I think you missed my point or maybe I'm just not helping you at all. YOu sound really angry. It must be a very difficult situation you are in.
But you may be telling him exactly what you told me but delivery may be wrong? ARe you angry when you talk to him? Do you sound angry? Did he actually come out and say LL I really loved talking to the ow, I could hug on her, call her all the time just to talk, etc?
He must feel very inadequate in all areas except for sex. Most of us tend to gravitate toward what we do best so we don't feel bad about ourselves. Thus his preoccupation with sex.
Since he's moved home, you've only had one talk about your expectations?
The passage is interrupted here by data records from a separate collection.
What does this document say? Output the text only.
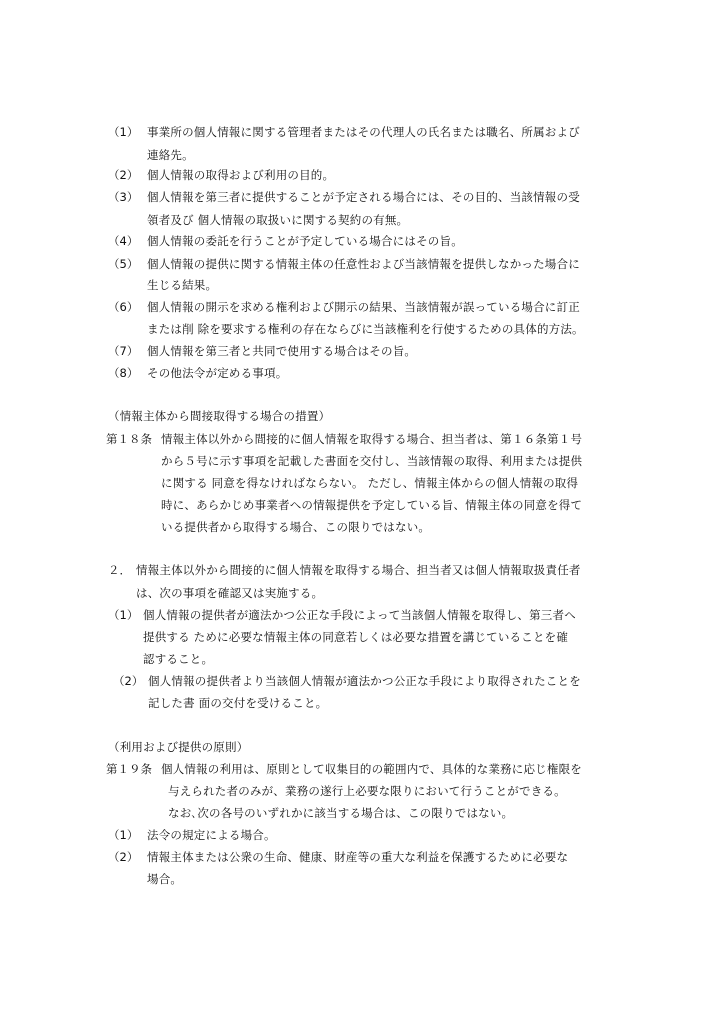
（1） 事業所の個人情報に関する管理者またはその代理人の氏名または職名、所属および
連絡先。
（2） 個人情報の取得および利用の目的。
（3） 個人情報を第三者に提供することが予定される場合には、その目的、当該情報の受
領者及び 個人情報の取扱いに関する契約の有無。
（4） 個人情報の委託を行うことが予定している場合にはその旨。
（5） 個人情報の提供に関する情報主体の任意性および当該情報を提供しなかった場合に
生じる結果。
（6） 個人情報の開示を求める権利および開示の結果、当該情報が誤っている場合に訂正
または削 除を要求する権利の存在ならびに当該権利を行使するための具体的方法。
（7） 個人情報を第三者と共同で使用する場合はその旨。
（8） その他法令が定める事項。
（情報主体から間接取得する場合の措置）
第１８条 情報主体以外から間接的に個人情報を取得する場合、担当者は、第１６条第１号
から５号に示す事項を記載した書面を交付し、当該情報の取得、利用または提供
に関する 同意を得なければならない。 ただし、情報主体からの個人情報の取得
時に、あらかじめ事業者への情報提供を予定している旨、情報主体の同意を得て
いる提供者から取得する場合、この限りではない。
２． 情報主体以外から間接的に個人情報を取得する場合、担当者又は個人情報取扱責任者
は、次の事項を確認又は実施する。
（1） 個人情報の提供者が適法かつ公正な手段によって当該個人情報を取得し、第三者へ
提供する ために必要な情報主体の同意若しくは必要な措置を講じていることを確
認すること。
（2） 個人情報の提供者より当該個人情報が適法かつ公正な手段により取得されたことを
記した書 面の交付を受けること。
（利用および提供の原則）
第１９条 個人情報の利用は、原則として収集目的の範囲内で、具体的な業務に応じ権限を
与えられた者のみが、業務の遂行上必要な限りにおいて行うことができる。
なお､次の各号のいずれかに該当する場合は、この限りではない。
（1） 法令の規定による場合。
（2） 情報主体または公衆の生命、健康、財産等の重大な利益を保護するために必要な
場合。
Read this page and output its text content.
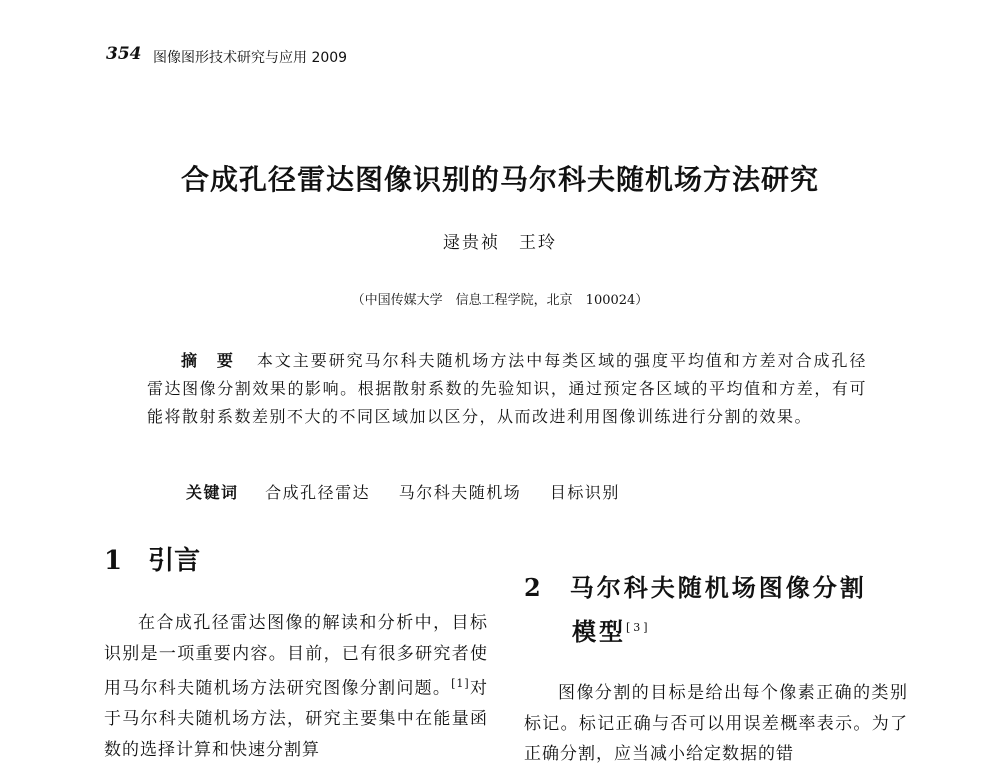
354 图像图形技术研究与应用 2009
合成孔径雷达图像识别的马尔科夫随机场方法研究
逯贵祯　王玲
（中国传媒大学　信息工程学院，北京　100024）
摘　要 本文主要研究马尔科夫随机场方法中每类区域的强度平均值和方差对合成孔径雷达图像分割效果的影响。根据散射系数的先验知识，通过预定各区域的平均值和方差，有可能将散射系数差别不大的不同区域加以区分，从而改进利用图像训练进行分割的效果。
关键词 合成孔径雷达 马尔科夫随机场 目标识别
1 引言
在合成孔径雷达图像的解读和分析中，目标识别是一项重要内容。目前，已有很多研究者使用马尔科夫随机场方法研究图像分割问题。[1]对于马尔科夫随机场方法，研究主要集中在能量函数的选择计算和快速分割算
2 马尔科夫随机场图像分割
模型[3]
图像分割的目标是给出每个像素正确的类别标记。标记正确与否可以用误差概率表示。为了正确分割，应当减小给定数据的错
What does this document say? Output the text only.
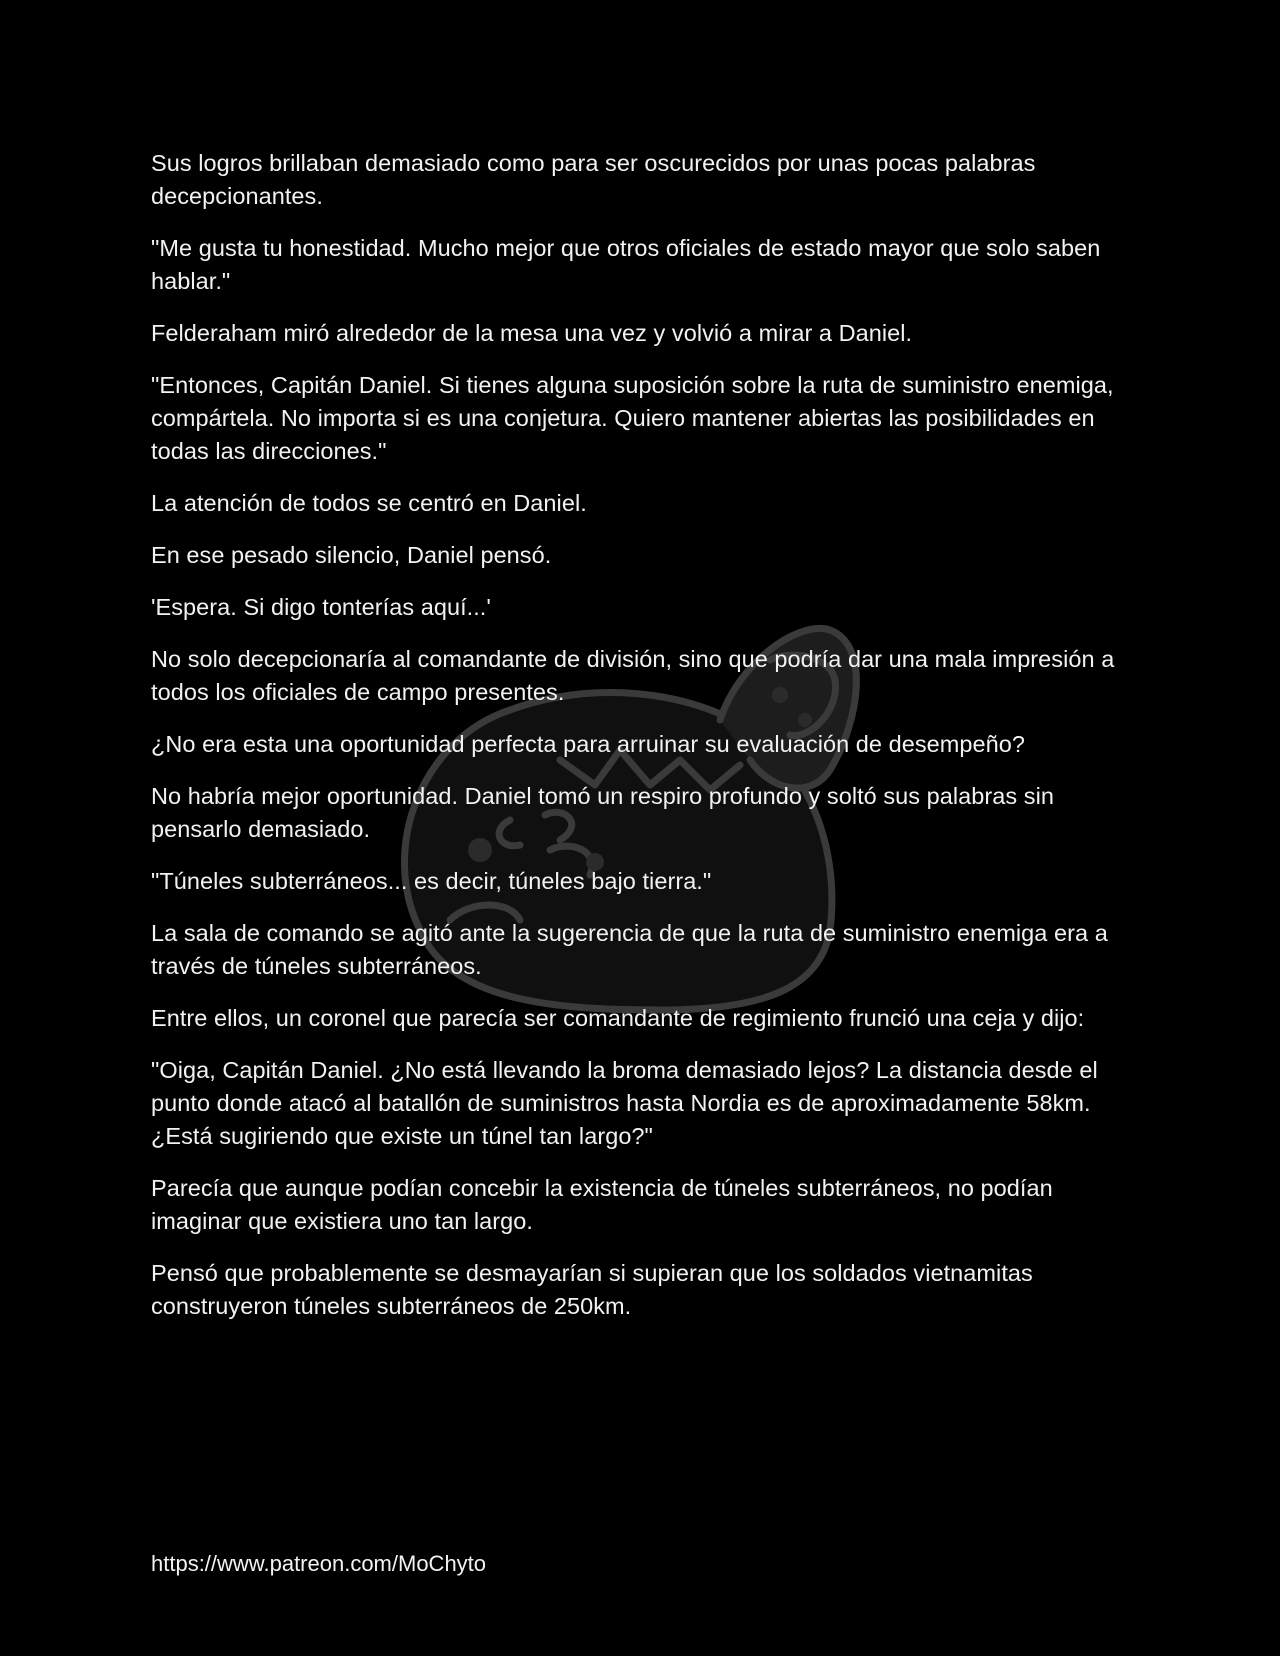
Sus logros brillaban demasiado como para ser oscurecidos por unas pocas palabras decepcionantes.

"Me gusta tu honestidad. Mucho mejor que otros oficiales de estado mayor que solo saben hablar."

Felderaham miró alrededor de la mesa una vez y volvió a mirar a Daniel.

"Entonces, Capitán Daniel. Si tienes alguna suposición sobre la ruta de suministro enemiga, compártela. No importa si es una conjetura. Quiero mantener abiertas las posibilidades en todas las direcciones."

La atención de todos se centró en Daniel.

En ese pesado silencio, Daniel pensó.

'Espera. Si digo tonterías aquí...'

No solo decepcionaría al comandante de división, sino que podría dar una mala impresión a todos los oficiales de campo presentes.

¿No era esta una oportunidad perfecta para arruinar su evaluación de desempeño?

No habría mejor oportunidad. Daniel tomó un respiro profundo y soltó sus palabras sin pensarlo demasiado.

"Túneles subterráneos... es decir, túneles bajo tierra."

La sala de comando se agitó ante la sugerencia de que la ruta de suministro enemiga era a través de túneles subterráneos.

Entre ellos, un coronel que parecía ser comandante de regimiento frunció una ceja y dijo:

"Oiga, Capitán Daniel. ¿No está llevando la broma demasiado lejos? La distancia desde el punto donde atacó al batallón de suministros hasta Nordia es de aproximadamente 58km. ¿Está sugiriendo que existe un túnel tan largo?"

Parecía que aunque podían concebir la existencia de túneles subterráneos, no podían imaginar que existiera uno tan largo.

Pensó que probablemente se desmayarían si supieran que los soldados vietnamitas construyeron túneles subterráneos de 250km.

https://www.patreon.com/MoChyto
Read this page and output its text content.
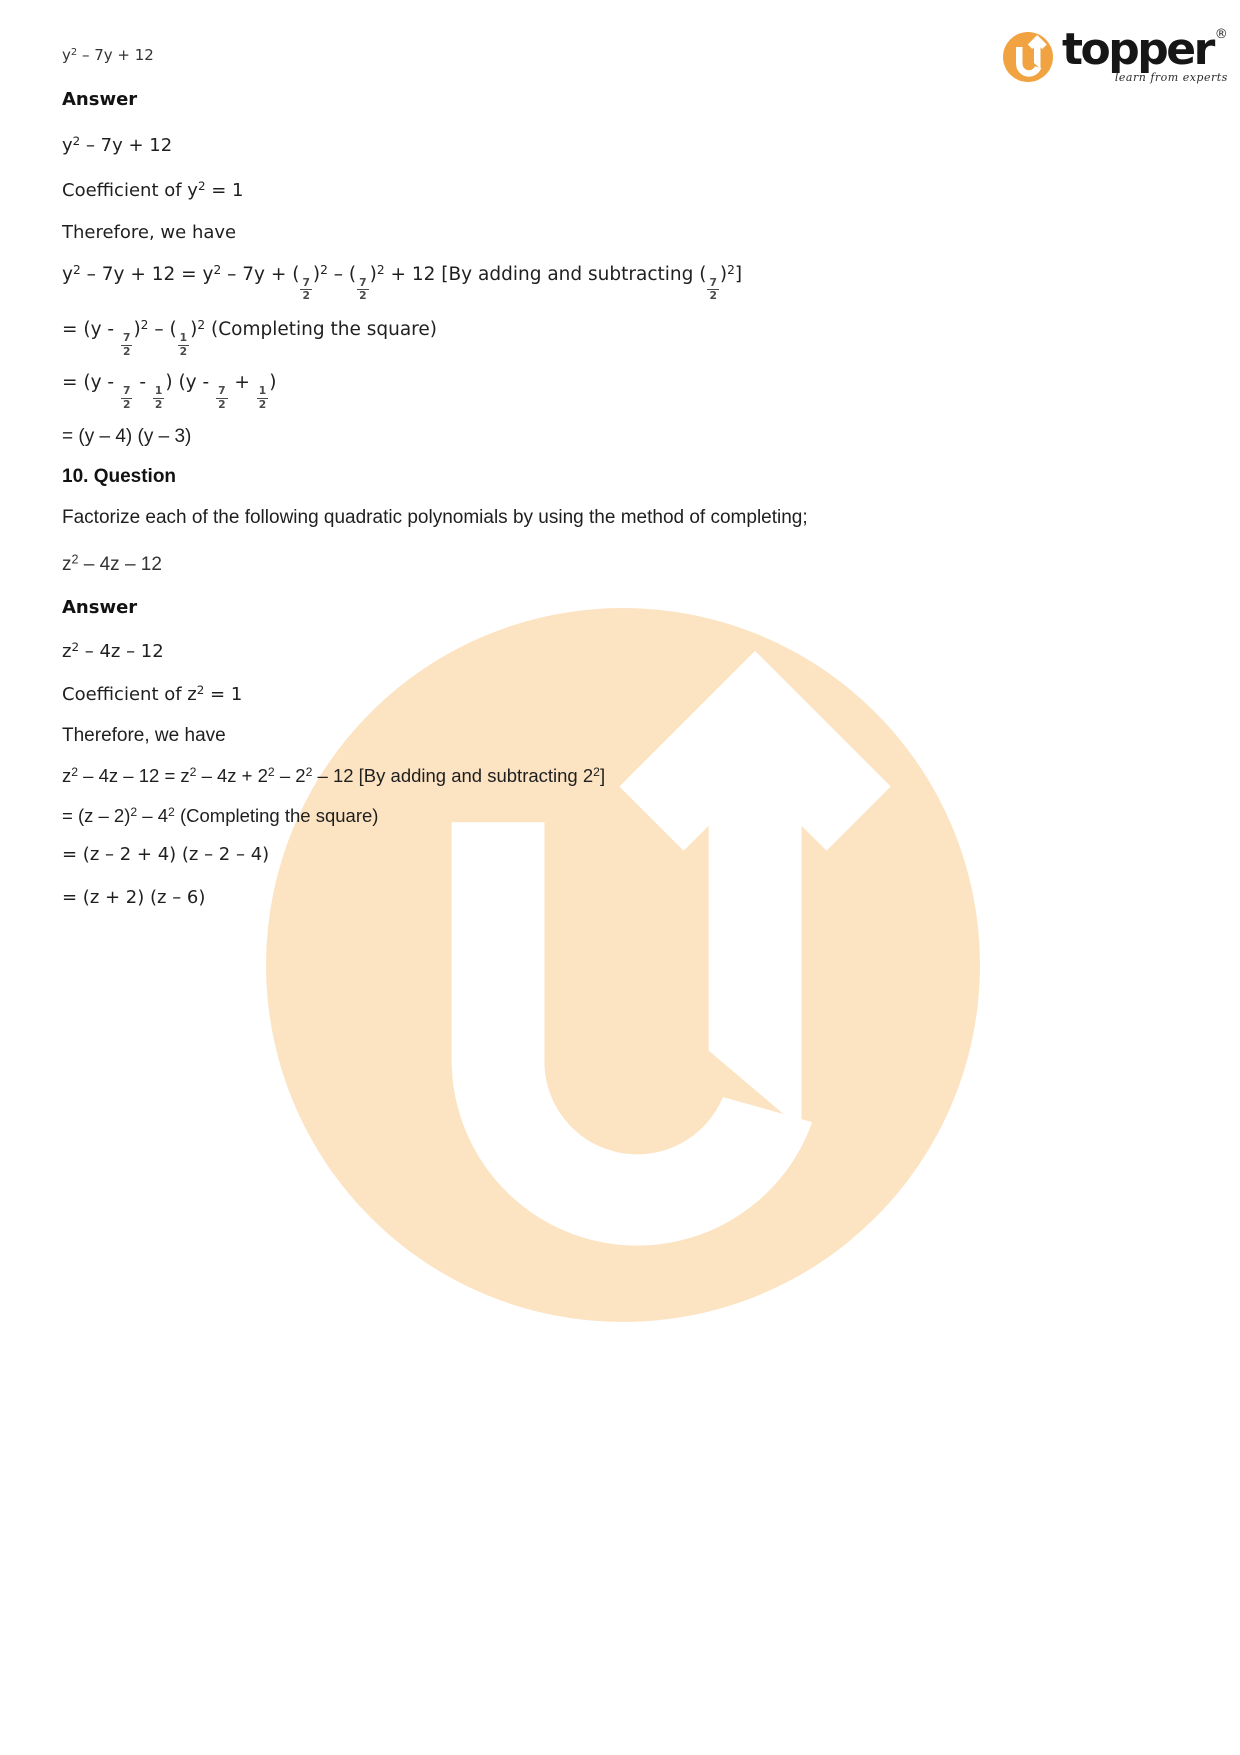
topper ®
learn from experts
$y^2 - 7y + 12$
Answer
$y^2 - 7y + 12$
Coefficient of $y^2 = 1$
Therefore, we have
$y^2 - 7y + 12 = y^2 - 7y$ + (
$\frac{7}{2}$
)$^2$ – (
$\frac{7}{2}$
)$^2$ + 12 [By adding and subtracting (
$\frac{7}{2}$
)$^2$]
= (y -
$\frac{7}{2}$
)$^2$ – (
$\frac{1}{2}$
)$^2$ (Completing the square)
= (y -
$\frac{7}{2}$
-
$\frac{1}{2}$
) (y -
$\frac{7}{2}$
+
$\frac{1}{2}$
)
= (y – 4) (y – 3)
10. Question
Factorize each of the following quadratic polynomials by using the method of completing;
$z^2 - 4z - 12$
Answer
$z^2 - 4z - 12$
Coefficient of $z^2 = 1$
Therefore, we have
$z^2 - 4z - 12 = z^2 - 4z + 2^2 - 2^2 - 12$ [By adding and subtracting $2^2$]
= $(z - 2)^2 - 4^2$ (Completing the square)
= (z – 2 + 4) (z – 2 – 4)
= (z + 2) (z – 6)
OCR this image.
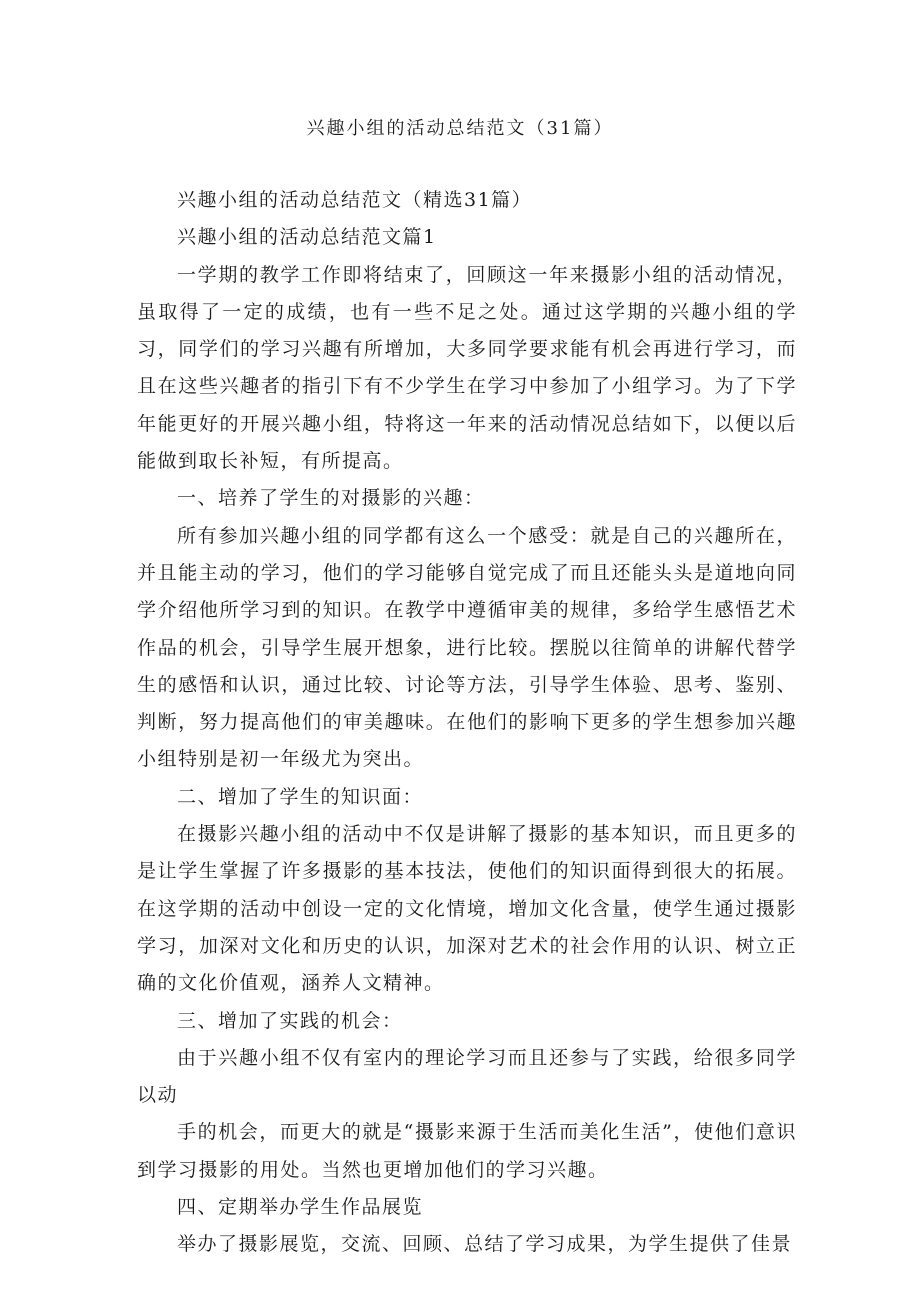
兴趣小组的活动总结范文（31篇）

兴趣小组的活动总结范文（精选31篇）

兴趣小组的活动总结范文篇1

一学期的教学工作即将结束了，回顾这一年来摄影小组的活动情况，虽取得了一定的成绩，也有一些不足之处。通过这学期的兴趣小组的学习，同学们的学习兴趣有所增加，大多同学要求能有机会再进行学习，而且在这些兴趣者的指引下有不少学生在学习中参加了小组学习。为了下学年能更好的开展兴趣小组，特将这一年来的活动情况总结如下，以便以后能做到取长补短，有所提高。

一、培养了学生的对摄影的兴趣：

所有参加兴趣小组的同学都有这么一个感受：就是自己的兴趣所在，并且能主动的学习，他们的学习能够自觉完成了而且还能头头是道地向同学介绍他所学习到的知识。在教学中遵循审美的规律，多给学生感悟艺术作品的机会，引导学生展开想象，进行比较。摆脱以往简单的讲解代替学生的感悟和认识，通过比较、讨论等方法，引导学生体验、思考、鉴别、判断，努力提高他们的审美趣味。在他们的影响下更多的学生想参加兴趣小组特别是初一年级尤为突出。

二、增加了学生的知识面：

在摄影兴趣小组的活动中不仅是讲解了摄影的基本知识，而且更多的是让学生掌握了许多摄影的基本技法，使他们的知识面得到很大的拓展。在这学期的活动中创设一定的文化情境，增加文化含量，使学生通过摄影学习，加深对文化和历史的认识，加深对艺术的社会作用的认识、树立正确的文化价值观，涵养人文精神。

三、增加了实践的机会：

由于兴趣小组不仅有室内的理论学习而且还参与了实践，给很多同学以动

手的机会，而更大的就是“摄影来源于生活而美化生活”，使他们意识到学习摄影的用处。当然也更增加他们的学习兴趣。

四、定期举办学生作品展览

举办了摄影展览，交流、回顾、总结了学习成果，为学生提供了佳景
Maybe to revisit them would not be so bad...to at least tell him again how you need certain things from him.
I think your request of him are too vague (well some are) and they probably be need to be shorter and to the point such as "Let go to the movies every Monday night" or "I would like for us to go to the mall together on Saturdays"...men who are avoiders tend to respond better to action type requests versus something they have to put together themselves. oh I know that puts you doing all the work so how about asking him to select a restaurant and activity (such as play pool) every Friday night.
Assumptions are perpetuated since childhood, you've probably developed some from past relationships or even from the one your parents had...and they act like filters to what you hear or what is done to you. Some assumptions are: I must have everyone's love and approval, It's somebody else's fault, you can have it all, you are only as good as what you do...to name a few and I'm NOT saying these are yours just copying from the book.
I know you know your h is not like you but do you really NOT apply this assumption. In other words lets say that you've never been unfaithful but your h has...so in conversations where he's asking you where you've been, who you been with...your assumption that my h should know I'm faithful would kick in and you'd start getting angry, your answers to his questions more vague because you feel as though it is an attack on your faithfulness to him. When in reality it may just be his insecurities not necessarily the fact that he thinks you are unfaithful. Make sense? (and please don't think I'm accusing you of being unfaithful!!!!)
I'm not saying either that your h is getting his message to you correctly or even compassionately...I was trying to challenge your way of thinking so that your approach could change up a bit.
I guess you could have just told me to piss off! Sorry if I was not helpful at all. I'll refrain from further comment. No need to reply to this if this info is not helpful to you in anyway.